Amatoriali
Il calcio a 8 della Nike League continua a raccontare storie
La sera scende su Grosseto come un sipario stanco, ma il calcio a 8 della Nike League continua a raccontare
storie che non hanno voglia di dormire. La 14ª giornata è un romanzo breve di sudore, sorprese e piccoli
drammi sportivi, scritto su campi che odorano di erba sintetica e ambizione.
C’è una squadra, più di tutte, che in questa giornata si prende la scena: FC Turbante. Sei gol, una dichiarazione
d’intenti, un messaggio recapitato forte e chiaro al campionato. Contro Anonimus finisce 6-1, ma il punteggio
è solo la superficie. Sotto, c’è una squadra che corre, che si cerca, che sa cosa vuole diventare. La lotta per il
terzo posto, almeno per ora, ha un padrone con il turbante ben saldo in testa. E Anonimus? Travolti, sì, ma
non senza orgoglio. Perché in queste partite si misura anche la capacità di restare in piedi mentre tutto
intorno crolla.
Poi c’è il primato, quella vetta che tutti guardano e pochi toccano. Il 4 Settembre ci arriva con una vittoria
per 4-2 contro SkyBlueVillage, ma guai a pensare a una passeggiata. No, qui c’è stata battaglia vera. SkyBlue
è la sorpresa che non ti aspetti, quella che ti costringe a giocare sul serio, a non risparmiarti mai. E il 4
Settembre, per prendersi il primo posto, ha dovuto sudare ogni pallone. È la vittoria delle squadre mature:
quelle che sanno soffrire senza perdere la rotta.
E poi, in mezzo a tutto questo, c’è la poesia imperfetta del pareggio. Madness e RealMadrink fanno 3-3, che
è un risultato che non accontenta nessuno ma racconta tanto. Sei gol, equilibrio continuo, la sensazione che
potesse finire in qualsiasi modo. Partite così sono specchi: ti guardi dentro e capisci chi sei. E forse, ad oggi,
nessuna delle due squadre ha ancora trovato una risposta definitiva.
Infine, la pagina più amara. Nacot si prende una vittoria per 4-0 a tavolino. Nessun gol segnato, nessuna
esultanza vera. Dall’altra parte, l’assenza di Sporting Beuda, che regala così tre punti a quella che era l’ultima
in classifica, ancora ferma a zero.
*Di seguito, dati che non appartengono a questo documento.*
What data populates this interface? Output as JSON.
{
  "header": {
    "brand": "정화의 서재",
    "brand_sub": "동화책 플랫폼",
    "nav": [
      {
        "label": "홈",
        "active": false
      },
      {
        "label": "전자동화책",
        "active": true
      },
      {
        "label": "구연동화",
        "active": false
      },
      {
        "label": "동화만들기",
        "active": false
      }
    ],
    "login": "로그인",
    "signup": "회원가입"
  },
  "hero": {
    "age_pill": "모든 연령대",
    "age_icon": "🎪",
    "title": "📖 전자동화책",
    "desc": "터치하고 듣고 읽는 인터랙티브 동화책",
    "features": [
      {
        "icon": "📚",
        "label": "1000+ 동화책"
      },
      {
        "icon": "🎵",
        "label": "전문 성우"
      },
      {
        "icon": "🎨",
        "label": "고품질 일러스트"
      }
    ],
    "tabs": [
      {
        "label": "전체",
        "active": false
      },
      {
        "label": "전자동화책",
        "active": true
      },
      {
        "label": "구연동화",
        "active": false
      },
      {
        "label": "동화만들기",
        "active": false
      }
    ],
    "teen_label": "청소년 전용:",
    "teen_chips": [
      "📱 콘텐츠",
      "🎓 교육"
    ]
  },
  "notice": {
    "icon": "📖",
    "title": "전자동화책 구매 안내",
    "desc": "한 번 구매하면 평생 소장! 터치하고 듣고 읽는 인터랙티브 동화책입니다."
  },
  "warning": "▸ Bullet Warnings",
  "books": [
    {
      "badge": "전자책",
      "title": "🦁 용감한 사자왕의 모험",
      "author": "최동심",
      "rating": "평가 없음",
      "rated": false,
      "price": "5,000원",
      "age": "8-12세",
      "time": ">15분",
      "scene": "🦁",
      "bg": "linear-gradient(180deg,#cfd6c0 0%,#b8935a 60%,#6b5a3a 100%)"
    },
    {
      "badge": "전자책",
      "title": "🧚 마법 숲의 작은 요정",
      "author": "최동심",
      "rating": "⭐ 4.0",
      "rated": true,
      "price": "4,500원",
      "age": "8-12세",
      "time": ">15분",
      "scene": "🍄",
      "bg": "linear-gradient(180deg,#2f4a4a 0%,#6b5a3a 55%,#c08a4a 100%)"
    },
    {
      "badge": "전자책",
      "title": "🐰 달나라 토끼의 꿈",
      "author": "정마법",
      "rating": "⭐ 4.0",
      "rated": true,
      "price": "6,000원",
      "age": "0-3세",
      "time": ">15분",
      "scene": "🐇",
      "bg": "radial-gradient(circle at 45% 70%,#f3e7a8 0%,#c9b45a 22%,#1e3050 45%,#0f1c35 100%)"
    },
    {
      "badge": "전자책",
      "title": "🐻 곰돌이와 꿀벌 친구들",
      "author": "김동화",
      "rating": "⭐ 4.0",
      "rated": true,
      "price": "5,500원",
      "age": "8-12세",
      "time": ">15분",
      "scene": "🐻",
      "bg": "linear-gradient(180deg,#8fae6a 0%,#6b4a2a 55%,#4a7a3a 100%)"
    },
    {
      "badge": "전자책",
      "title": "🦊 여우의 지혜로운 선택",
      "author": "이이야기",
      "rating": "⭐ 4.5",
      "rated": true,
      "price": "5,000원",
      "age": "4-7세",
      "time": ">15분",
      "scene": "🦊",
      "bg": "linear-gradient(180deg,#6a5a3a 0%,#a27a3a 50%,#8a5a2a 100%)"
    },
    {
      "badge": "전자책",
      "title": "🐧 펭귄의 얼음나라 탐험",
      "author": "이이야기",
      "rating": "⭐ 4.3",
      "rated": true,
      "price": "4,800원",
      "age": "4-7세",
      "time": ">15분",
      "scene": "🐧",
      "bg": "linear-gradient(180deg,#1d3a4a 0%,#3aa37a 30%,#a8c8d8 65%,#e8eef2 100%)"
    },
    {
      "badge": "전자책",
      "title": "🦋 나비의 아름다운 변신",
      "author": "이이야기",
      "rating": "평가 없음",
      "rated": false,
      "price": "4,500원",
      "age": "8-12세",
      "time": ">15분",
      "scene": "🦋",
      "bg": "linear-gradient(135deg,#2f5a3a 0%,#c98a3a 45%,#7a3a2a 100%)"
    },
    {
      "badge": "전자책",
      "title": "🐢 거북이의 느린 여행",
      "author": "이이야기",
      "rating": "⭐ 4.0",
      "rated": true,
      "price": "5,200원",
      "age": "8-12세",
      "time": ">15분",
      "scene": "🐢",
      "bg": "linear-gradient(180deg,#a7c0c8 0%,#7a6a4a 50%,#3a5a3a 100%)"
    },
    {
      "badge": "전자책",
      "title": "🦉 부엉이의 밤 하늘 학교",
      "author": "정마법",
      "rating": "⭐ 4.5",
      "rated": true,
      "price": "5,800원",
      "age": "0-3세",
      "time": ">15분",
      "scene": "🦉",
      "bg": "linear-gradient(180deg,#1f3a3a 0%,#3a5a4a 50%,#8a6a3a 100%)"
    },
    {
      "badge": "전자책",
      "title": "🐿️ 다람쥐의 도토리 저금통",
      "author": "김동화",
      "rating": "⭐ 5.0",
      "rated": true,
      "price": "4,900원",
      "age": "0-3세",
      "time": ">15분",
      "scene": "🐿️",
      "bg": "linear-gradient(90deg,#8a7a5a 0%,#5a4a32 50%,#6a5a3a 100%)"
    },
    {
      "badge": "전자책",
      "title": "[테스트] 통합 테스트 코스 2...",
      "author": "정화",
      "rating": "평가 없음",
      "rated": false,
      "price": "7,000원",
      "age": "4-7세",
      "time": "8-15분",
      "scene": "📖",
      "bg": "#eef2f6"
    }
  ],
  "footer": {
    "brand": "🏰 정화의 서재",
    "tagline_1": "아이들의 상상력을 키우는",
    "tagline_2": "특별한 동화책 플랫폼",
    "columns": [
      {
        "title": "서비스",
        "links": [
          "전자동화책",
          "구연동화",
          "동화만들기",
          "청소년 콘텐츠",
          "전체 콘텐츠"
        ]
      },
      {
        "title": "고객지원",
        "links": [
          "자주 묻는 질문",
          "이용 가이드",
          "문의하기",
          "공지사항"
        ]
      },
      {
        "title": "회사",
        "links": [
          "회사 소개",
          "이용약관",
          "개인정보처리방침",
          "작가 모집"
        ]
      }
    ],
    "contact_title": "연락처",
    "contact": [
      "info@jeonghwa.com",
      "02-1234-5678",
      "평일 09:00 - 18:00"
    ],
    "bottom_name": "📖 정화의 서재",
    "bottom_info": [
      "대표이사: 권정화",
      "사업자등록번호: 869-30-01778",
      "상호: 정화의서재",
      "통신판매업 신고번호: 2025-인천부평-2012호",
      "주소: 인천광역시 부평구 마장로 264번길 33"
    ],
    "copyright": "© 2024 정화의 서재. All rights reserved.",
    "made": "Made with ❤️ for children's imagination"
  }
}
Non presentarsi è sempre una sconfitta più grande del risultato. È il silenzio
che pesa più di qualsiasi coro.
Quattordici giornate e il campionato continua a cambiare pelle. Le gerarchie si muovono, le certezze
vacillano, le sorprese bussano alla porta. Gli spettatori restano a guardare con quell’ aria distratta, mentre
sotto le luci si gioca qualcosa che somiglia terribilmente alla vita.